Magnesio: a cosa serve e quando assumerlo

Il magnesio è uno dei minerali più abbondanti nel corpo umano, coinvolto in oltre trecento reazioni enzimatiche che regolano processi tanto diversi quanto la sintesi proteica, la conduzione nervosa, la contrazione muscolare e il metabolismo energetico; eppure, nella pratica clinica e nella quotidianità di chi segue la propria alimentazione con attenzione, rimane uno degli elementi più sottovalutati e spesso mal compresi. La sua carenza non produce sintomi clamorosi nell'immediato: si insinua progressivamente attraverso stanchezza diffusa, crampi notturni, irritabilità, difficoltà di concentrazione — un quadro sfumato che troppo facilmente viene attribuito ad altre cause o semplicemente ignorato.

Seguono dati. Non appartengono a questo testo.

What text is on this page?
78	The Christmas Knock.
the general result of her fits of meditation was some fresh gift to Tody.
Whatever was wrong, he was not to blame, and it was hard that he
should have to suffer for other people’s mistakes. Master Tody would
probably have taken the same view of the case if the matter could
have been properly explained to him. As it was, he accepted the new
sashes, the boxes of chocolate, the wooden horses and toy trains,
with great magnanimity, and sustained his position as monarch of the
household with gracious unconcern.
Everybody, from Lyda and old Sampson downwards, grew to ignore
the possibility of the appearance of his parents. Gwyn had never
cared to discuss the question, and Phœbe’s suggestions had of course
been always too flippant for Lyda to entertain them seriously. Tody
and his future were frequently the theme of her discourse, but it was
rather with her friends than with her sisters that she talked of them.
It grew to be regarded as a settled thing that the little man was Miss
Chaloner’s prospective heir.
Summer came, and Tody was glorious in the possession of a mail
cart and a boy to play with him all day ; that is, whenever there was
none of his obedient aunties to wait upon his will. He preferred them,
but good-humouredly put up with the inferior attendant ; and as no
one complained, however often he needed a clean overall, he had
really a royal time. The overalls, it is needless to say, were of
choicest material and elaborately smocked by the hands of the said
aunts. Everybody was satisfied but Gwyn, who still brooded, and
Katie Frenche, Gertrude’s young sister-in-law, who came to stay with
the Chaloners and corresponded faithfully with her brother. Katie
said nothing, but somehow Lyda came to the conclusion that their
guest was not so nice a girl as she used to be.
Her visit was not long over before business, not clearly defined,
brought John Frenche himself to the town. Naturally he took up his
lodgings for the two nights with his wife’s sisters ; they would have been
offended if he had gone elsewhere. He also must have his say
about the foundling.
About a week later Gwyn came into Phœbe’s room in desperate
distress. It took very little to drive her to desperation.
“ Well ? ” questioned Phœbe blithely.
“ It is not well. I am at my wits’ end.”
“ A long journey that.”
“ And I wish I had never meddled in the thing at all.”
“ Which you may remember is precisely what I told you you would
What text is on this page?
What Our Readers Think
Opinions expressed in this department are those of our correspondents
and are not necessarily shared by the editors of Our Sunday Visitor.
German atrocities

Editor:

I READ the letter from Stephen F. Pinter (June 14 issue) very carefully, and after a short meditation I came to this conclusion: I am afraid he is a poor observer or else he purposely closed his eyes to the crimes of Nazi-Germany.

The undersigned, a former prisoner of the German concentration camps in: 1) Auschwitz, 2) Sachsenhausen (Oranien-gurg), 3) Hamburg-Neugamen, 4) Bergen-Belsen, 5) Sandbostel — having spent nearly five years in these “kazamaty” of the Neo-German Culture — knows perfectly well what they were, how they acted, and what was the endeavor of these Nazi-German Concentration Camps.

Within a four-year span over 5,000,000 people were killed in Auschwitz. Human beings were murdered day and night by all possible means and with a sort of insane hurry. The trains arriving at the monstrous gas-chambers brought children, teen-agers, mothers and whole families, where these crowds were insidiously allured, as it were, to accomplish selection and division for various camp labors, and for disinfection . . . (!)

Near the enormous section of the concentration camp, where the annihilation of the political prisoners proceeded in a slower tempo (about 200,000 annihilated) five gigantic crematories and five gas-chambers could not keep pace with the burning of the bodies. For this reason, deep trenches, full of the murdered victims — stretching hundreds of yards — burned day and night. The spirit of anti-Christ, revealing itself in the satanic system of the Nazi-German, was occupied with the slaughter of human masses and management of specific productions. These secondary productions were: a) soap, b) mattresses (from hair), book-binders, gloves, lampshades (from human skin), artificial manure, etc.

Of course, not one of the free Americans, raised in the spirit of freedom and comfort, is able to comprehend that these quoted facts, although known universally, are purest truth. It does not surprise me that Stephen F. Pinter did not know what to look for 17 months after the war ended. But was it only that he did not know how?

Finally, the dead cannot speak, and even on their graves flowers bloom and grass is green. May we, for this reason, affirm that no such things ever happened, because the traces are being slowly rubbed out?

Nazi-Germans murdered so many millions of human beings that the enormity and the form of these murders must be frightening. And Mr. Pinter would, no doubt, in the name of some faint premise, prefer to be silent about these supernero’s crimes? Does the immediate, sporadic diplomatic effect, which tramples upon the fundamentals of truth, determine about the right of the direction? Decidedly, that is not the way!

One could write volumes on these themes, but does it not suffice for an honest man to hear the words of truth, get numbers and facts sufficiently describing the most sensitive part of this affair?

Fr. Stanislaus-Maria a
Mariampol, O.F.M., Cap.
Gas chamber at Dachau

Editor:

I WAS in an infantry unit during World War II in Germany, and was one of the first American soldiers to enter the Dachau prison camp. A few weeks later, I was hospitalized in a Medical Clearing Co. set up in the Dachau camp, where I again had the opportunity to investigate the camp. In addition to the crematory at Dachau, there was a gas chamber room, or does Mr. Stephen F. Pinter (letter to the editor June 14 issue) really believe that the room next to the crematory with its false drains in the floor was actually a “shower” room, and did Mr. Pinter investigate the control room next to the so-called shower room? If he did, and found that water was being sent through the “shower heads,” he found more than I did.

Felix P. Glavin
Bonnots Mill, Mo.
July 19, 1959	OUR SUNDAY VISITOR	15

Comprendere il magnesio, a cosa serve e come orientarne l'utilizzo nella pratica quotidiana richiede di andare oltre le indicazioni generiche presenti sui bugiardini degli integratori e di ragionare in termini fisiologici: dove agisce, in quali condizioni il fabbisogno aumenta, quali forme di supplementazione garantiscono una biodisponibilità reale e non solo teorica. La letteratura scientifica degli ultimi anni ha consolidato un quadro abbastanza preciso, che merita di essere tradotto in indicazioni concrete piuttosto che in consigli vaghi sulla "salute generale".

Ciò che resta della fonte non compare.